Wednesday, April 1, 2015

Declaring Victory in Tikrit

Iraq's Prime Minister declared today that Tikrit has fallen to Iraqi forces, but this claim is contradicted by his own commanders at the scene:
In Tikrit, however, an Iraqi general, who asked not to be named so as to avoid openly contradicting the prime minister, said that reports of Tikrit’s fall were at best premature. “God willing, it will fall,” he said.

Other military officers and a civilian official reached in Tikrit said it was true that Iraqi forces had advanced into the center of the city and had entered government buildings and parts of the Republican Palace. But they said that parts of the palace remained in Islamic State hands and that fighting was continuing.

A Pentagon spokesman said in a statement that “we can confirm” the security forces’ “advancement into Tikrit to liberate the city center as well as other parts of the city.”
So at least the offensive is moving again. I can't believe that American airstrikes have crippled the Islamic State's forces in just six days, but maybe they have shifted the morale equation enough to make this advance possible.

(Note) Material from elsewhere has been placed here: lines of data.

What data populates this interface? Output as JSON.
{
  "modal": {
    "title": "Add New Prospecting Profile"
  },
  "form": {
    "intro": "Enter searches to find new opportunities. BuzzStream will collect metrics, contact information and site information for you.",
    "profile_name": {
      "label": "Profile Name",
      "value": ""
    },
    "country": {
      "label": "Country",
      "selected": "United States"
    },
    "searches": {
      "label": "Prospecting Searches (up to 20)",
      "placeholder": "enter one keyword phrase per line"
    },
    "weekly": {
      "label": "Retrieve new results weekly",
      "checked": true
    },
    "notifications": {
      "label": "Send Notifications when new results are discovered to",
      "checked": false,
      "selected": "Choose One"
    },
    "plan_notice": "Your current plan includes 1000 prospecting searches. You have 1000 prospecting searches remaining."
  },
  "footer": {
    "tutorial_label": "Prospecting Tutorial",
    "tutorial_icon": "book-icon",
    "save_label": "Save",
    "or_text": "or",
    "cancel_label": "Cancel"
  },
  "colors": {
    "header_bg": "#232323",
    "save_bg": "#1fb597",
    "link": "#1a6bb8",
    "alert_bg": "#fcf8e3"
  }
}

But the befuddled situation in the Iraqi government makes me nervous.


This is from an interesting article by Mike Giglio about how much the Islamic State relies on booby traps and IEDs rather than conventional defensive warfare:
Soldiers who push into ISIS territory looking for a fight often find themselves instead facing explosive traps and sniper fire. “There is no confrontation between fighters,” complained a fighter with the Badr Brigades, one of the largest in the coalition of Shiite militias that has taken up arms against ISIS, which preaches an extremist version of Sunni Islam. “It’s not like a normal war.”
And this:
The peshmerga have defused or detonated more than 6,000 IEDs along their 650-mile front with ISIS since the war began in August, Kurdish officials said. Those were the ones they’d been able to find. Mohammad pointed to the fields that stretched to a set of hills on one side of the road and the village with the flattened home on the other. “To be honest, we believe that those open fields beneath the hills, and the hills, are filled with IEDs. All those houses are full of IEDs,” he said.
So maybe what was stopping the Iraqi forces was their or their officers' fear of IEDs, and all that was necessary to get the offensive going was American bombing of a few locations known to be booby trapped and then a bit of nerve.


David said...

It seems to me quite possible that US airstrikes have changed the equation that much in six days, but I can't help imagining some alternative scenarios:

1) Someone finally paid a Shi'ite militia leader enough to go ahead even though the Americans are insisting that he not massacre Sunni civilians.

2) The Iranian government decided that it was in their interest for the offensive to continue.

3) Someone got some Kurds to come down.

4) Some key Iraqi leader has now signed off on the operation because he finally persuaded his hotheaded second cousin to abandon ISIS and bring his fighters back to the government.

5) The Iraqi Shi'ite leadership got nervous after the US started cozying back up to Egypt and the Saudis, and decided to do something that would please the Americans.

Just some ideas.


John said...

I was also thinking that a back channel deal had been made between the Iraqi government and some faction of the Islamic State, letting their fighters leave Tikrit. That would explain why they knew in Baghdad that the battle was effectively over before the generals on the scene.